Kenya continues to lag behind
Another key issue is the fact that in 2007, Kenya still has no youth development scheme, Kenya hardly ever enters age group competitions and Kenya has no viable women’s league. A shame when you consider that minnows Gambia recently qualified for the world youth cup. It is no wonder that Kenyan players are unable to make inroads into Europe. With no youth development scheme, Kenyan players do not learn the proper fundamentals at a young age and thus fail whenever they attend trials in Europe. When Bernard Lama briefly took over as Harambee stars coach in 2006, he was amazed at the fact that national team players lacked even basic ball control skills. And since Kenya does not enter age group competitions, its impossible for them to attract Euro club scouts who mainly scout players at these age group competitions. European teams are primarily interested in signing young players. Once a player reaches 23, his chances of landing in a decent European league are remote.

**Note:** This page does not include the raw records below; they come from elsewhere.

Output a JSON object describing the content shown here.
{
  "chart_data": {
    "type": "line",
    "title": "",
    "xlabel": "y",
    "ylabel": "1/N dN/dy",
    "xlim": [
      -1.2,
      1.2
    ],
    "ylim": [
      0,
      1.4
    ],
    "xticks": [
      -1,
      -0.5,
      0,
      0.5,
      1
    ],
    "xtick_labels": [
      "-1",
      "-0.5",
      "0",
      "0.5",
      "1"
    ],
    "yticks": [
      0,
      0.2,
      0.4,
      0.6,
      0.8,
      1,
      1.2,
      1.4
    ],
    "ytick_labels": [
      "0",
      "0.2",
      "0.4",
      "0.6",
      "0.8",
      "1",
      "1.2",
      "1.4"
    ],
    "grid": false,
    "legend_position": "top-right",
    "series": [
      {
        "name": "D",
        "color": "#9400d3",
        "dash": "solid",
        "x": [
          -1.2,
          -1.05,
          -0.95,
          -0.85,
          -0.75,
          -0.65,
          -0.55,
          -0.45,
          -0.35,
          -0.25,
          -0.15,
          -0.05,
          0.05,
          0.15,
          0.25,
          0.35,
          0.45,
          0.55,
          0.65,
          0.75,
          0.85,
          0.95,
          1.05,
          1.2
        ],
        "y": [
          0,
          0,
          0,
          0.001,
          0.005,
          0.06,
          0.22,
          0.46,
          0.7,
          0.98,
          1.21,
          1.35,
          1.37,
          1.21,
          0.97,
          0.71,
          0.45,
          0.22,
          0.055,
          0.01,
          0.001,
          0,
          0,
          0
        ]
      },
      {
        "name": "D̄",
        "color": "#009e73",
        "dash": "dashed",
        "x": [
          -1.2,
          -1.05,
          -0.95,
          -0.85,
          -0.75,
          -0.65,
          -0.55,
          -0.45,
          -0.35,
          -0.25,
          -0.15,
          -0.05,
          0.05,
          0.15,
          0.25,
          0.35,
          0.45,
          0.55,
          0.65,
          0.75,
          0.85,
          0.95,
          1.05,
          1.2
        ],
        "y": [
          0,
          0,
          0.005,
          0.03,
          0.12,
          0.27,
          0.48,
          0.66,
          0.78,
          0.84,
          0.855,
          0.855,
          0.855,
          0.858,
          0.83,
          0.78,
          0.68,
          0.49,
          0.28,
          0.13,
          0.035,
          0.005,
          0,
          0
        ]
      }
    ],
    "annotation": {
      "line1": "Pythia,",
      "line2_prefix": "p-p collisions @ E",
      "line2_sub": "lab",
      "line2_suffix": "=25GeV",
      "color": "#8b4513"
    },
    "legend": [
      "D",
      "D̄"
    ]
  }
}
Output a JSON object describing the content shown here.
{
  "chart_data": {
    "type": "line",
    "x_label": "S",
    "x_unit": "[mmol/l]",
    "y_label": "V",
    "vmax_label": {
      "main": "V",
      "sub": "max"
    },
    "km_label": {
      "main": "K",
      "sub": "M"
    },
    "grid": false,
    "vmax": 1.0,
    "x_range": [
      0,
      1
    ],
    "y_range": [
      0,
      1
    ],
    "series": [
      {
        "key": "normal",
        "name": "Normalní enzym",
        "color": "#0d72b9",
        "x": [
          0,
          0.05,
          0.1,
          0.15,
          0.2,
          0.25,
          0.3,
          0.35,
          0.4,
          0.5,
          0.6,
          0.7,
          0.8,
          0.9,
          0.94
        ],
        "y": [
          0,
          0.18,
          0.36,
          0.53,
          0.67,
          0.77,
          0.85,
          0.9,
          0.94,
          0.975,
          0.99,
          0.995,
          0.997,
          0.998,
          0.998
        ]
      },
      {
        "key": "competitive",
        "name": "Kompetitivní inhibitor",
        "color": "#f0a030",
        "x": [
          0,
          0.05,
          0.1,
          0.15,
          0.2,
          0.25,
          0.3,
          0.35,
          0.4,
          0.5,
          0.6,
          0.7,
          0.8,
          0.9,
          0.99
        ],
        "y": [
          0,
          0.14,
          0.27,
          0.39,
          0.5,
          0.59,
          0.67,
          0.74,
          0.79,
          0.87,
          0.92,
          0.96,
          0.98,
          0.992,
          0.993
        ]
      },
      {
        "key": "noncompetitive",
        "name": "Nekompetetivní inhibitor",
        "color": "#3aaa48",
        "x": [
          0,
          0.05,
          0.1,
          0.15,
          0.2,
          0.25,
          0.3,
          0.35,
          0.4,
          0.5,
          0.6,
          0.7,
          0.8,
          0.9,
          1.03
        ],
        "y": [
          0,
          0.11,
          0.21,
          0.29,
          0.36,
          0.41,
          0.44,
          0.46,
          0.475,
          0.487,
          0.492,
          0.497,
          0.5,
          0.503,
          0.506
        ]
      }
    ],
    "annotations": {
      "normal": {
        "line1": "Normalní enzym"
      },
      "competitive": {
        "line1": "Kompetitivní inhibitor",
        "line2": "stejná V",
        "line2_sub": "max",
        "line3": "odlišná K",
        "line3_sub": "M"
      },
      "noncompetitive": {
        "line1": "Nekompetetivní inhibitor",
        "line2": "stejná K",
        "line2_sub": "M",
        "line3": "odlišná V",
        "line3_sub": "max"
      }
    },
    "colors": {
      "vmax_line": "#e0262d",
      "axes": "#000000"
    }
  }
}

Yet having a U-17 and U-20 team is not enough. What is needed is a program that trains players from all over the country and instills in them proper fundamentals at a young age. Eritrea did it and it payed off for them as they beat Kenya both home and away.
Further down memory lane: The early 1980s
Kenya did not enter the qualifiers for the qualifiers for Abidjan 1984. Why they did not enter is inexplicable given that the country was not banned at the time. Was it KFF incompetence that led to the non-registration ? That would not be surprising given KFF’s history of incompetence. The KFF was at the time led by Clement Gachanja who was using the KFF chairmanship as a platform to launch his political career.
In the Egypt 1986 qualifiers, Kenya faced Algeria in round 1. At the time Algeria was possibly the best African team. They twice qualified for the world cup and boasted legendary players like Belloumi, Madjer, Fergani and Kaci Said. It was the same Algeria team that beat Germany at the 1982 World cup. Kenyan fans packed the Nyayo national stadium expecting fireworks. Kenya were at the time coached by Marshall Mulwa. Players who played for him have intimated that Mulwa was not tactically astute but his greatest strength was in motivating players to play above themselves. As a sidebar Algeria trouped into the field in their classic green and white outfits. Kenya on the other hand were wearing a uniform that looked more like a tie and dye shirt that had at least 6 colors. Worse still it was the much reviled orbit sports brand. On the field however Kenya gave a good account of themselves, often outplaying the Algerians. Douglas Mutua brought the crowd to its feet when he weaved past the Algerian defence but sent his powerful shot against the cross bar. The match ended 0-0. In the return leg however, Algeria showed their class beating Kenya 3-0.
Then like now, the gap between Kenya and Africa’s best was too large to bridge. Yet it has never been due to lack of talent. If Kenya were to be blessed with a group of officials who are patriotic, committed to the cause, who have good ideas, Kenya could be on its way to matching Africa’s best. Keep in mind that in the 1980s, the likes of Senegal and Tunisia were not ahead of Kenya.